I borrowed this phrase from the recently deceased Canadian painter Robert Genn who believed that there is only so much we can learn about how to paint from the many fine instructors and resources available today. The true learning comes from going off on our own and doing it - Go to your room!

I have had the good fortune to take instruction from outstanding artists in Canada and the USA. I am now focusing on my own development ( Going to MY room!) and sharing what I have learned and continue to learn. I created this blog primarily for those attending my workshops to keep in touch and to further share as we grow together. If others are interested in following that would be great.

Enjoy the journey.

Saturday, 9 May 2020

My Time in Isolation







I know, it has been two years since I last posted.  Probably nobody out there anymore. Just the same, I thought I would share what I have been doing in isolation over the past weeks.

I seem to have a bit more time on my hands now. We are still in Courtenay BC, our winter home. Normally we would be on our way to Collingwood Ontario where we spend our summers. We take our RV and I paint along the way - and often have a workshop booked somewhere. This year we don't know when things will open up and we will be able to travel.

Initially, it was a real shock. All my galleries closed and all my workshops for the entire year cancelled. The same for all of you probably.

Really disappointing was the cancellation and then rescheduling of the Plein Air Convention, initially for Denver in May and now Santa Fe in August. I was an invited presenter for the conference, helping to organize the first acrylic stream of learning. Now it looks like even Santa Fe in August might be threatened.  Also I was invited to participate in the Door County Plein Air competition in July  in Wisconsin which has also been cancelled. I was looking forward to the Publishers Invitational Paint the Adirondacks in June, which has not been cancelled as yet but I doubt that it will go ahead.
So lots of disappointments but still nothing compared to what so many are going through.





So once I got over my disappointment and settled into a routine I started to enjoy this isolation thing. No pressure - no gallery commitments, no workshop commitments. Time to play and learn. Each morning I am doing quick portraits in water-mixable oils and most afternoons I go out and do some plein air sketches ( weather here has been great). Two areas I wanted to spend more time on for years. So that has been good and I can feel a growth of confidence.

For the plein air I am alternating between acrylics and oils trying to finally decide which is more suited to me. On my acrylic days, I am alternating between Golden Open ( slow dry) and regular acrylics. I will share what I have decided in a future post. My goal in plein air is to improve my confidence particularly in doing building and other man made things and interpreting them in a stylized, almost whimsical, way.




It has been years since I played with portraiture. My  interest is to interpret these in a style that shows bold brushwork with a reasonable representation of the reference photo.
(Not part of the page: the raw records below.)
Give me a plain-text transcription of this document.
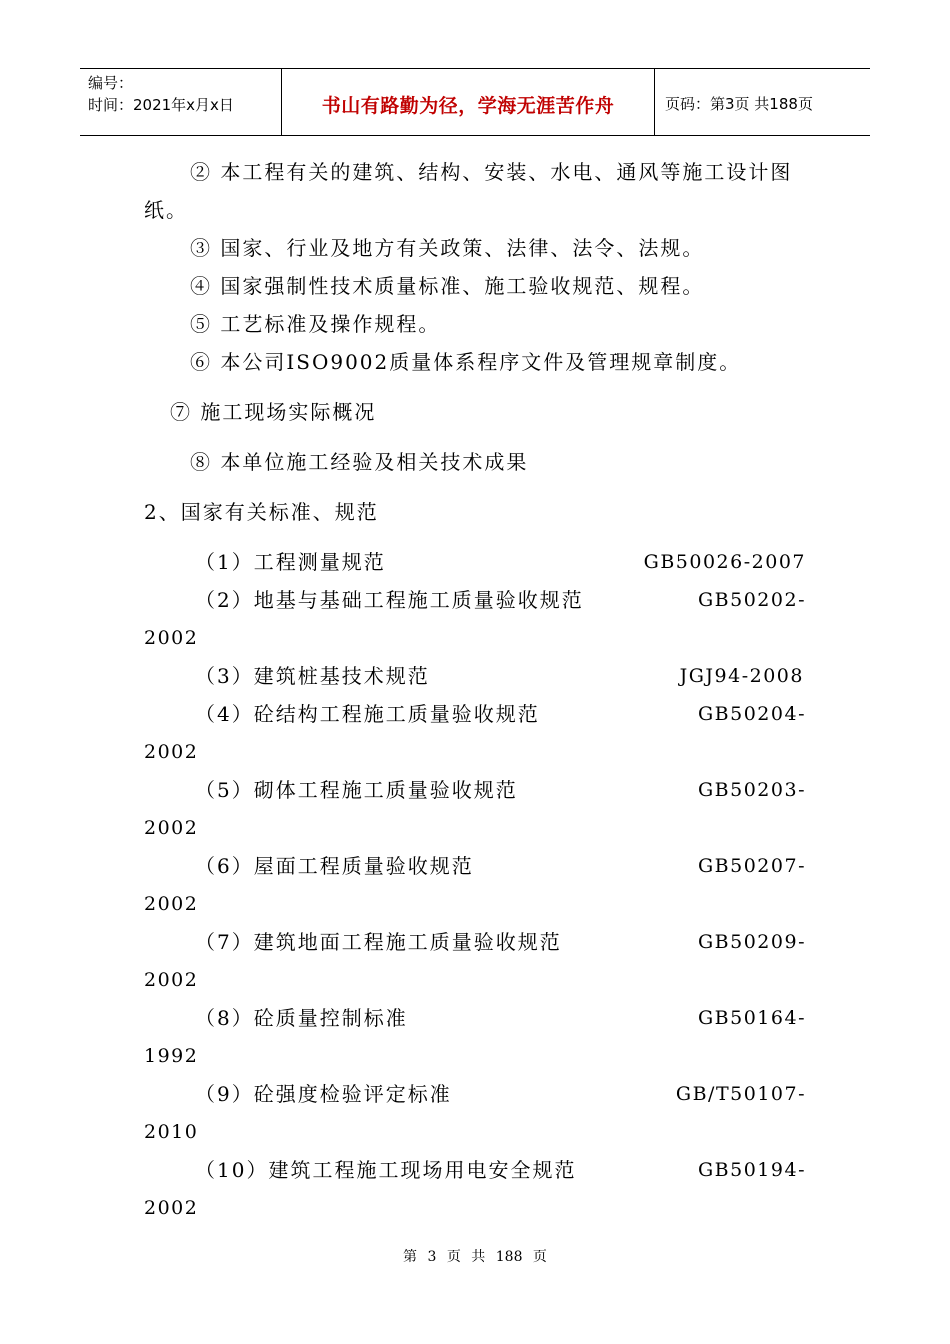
编号：
时间：2021年x月x日	书山有路勤为径，学海无涯苦作舟	页码：第3页 共188页
② 本工程有关的建筑、结构、安装、水电、通风等施工设计图
纸。
③ 国家、行业及地方有关政策、法律、法令、法规。
④ 国家强制性技术质量标准、施工验收规范、规程。
⑤ 工艺标准及操作规程。
⑥ 本公司ISO9002质量体系程序文件及管理规章制度。
⑦ 施工现场实际概况
⑧ 本单位施工经验及相关技术成果
2、国家有关标准、规范
（1）工程测量规范	GB50026-2007
（2）地基与基础工程施工质量验收规范	GB50202-
2002
（3）建筑桩基技术规范	JGJ94-2008
（4）砼结构工程施工质量验收规范	GB50204-
2002
（5）砌体工程施工质量验收规范	GB50203-
2002
（6）屋面工程质量验收规范	GB50207-
2002
（7）建筑地面工程施工质量验收规范	GB50209-
2002
（8）砼质量控制标准	GB50164-
1992
（9）砼强度检验评定标准	GB/T50107-
2010
（10）建筑工程施工现场用电安全规范	GB50194-
2002
第 3 页 共 188 页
Forgot how hard this was but after having done about 3 dozen now I am starting to relax and interpret more than copy. Hoping to do a few more.



I have also been spending time daily just absorbing work from others via zoom, on line video learning, DVDs, some great blogs, etc. I have subscribed to New Masters Academy New Masters Academy, to Sentient Academy , to Watts Atelier each with both learnings in landscape and portraiture.

I am also trying to make myself more comfortable with social media - strengthening my presence. I have joined Lori McNees Fine Art Tips and 2020 Club for that purpose.

Finally, I have been asked to do an on-line learning demo for a group from Ottawa .  Trying to get comfortable using Zoom and setting up my studio to make this work.

So isolation it is (almost was)  - but unproductive and without some fun and learning it has not been.

Love to hear how you have spent your time. Hopefully, it was not all negative .

Promise ( hoping) not to be so bad at blogging again.

Cheers and stay well.

Saturday, 15 September 2018

Marc Grand Bois Workshop - My Review




There is a boldness and freshness about Marc's work that I have admired. His compositions and his methods for working with acrylics are unique. I was very please when an opportunity to attend one of his workshops became available. The workshop was held in Bracebridge at the Muskoka Arts & Crafts Inc. - a very nice facility. 

The format for the workshop was a bit unusual. Marc did a plein air demo each morning of about 2 hrs, then back to the studio where we painted. Marc is most comfortable working on location - and I would have enjoyed spending my painting time on location with him - but others were not prepared for plein air - and the course description did not indicate it.  Still the afternoon sessions were good with lots of time given by Marc to each participant. 

Marc prefers sitting to work. He has much younger knees than mine.



Mark worked on masonite treated with coats of latex house primer - which he prefers over gesso as the surface is smoother and he feels his paint flows better. His initial plan is sketched using a rigger with a acrylics.  He uses no mediums and seldom sprays his palette. He puts out small amounts of paint as needed and works on a disposable palette paper.  He works with a limited palette working with two pairs of compliments making cool and warm grays. 


He works from back to front. Once his plan is made he quickly builds under layer using a large soft brush. He layers until he gets the feeling he wants then switches to a rigger brush which he uses extensively throughout the painting.  All his final stroke are with the rigger using paint that is quite thick adding texture and character.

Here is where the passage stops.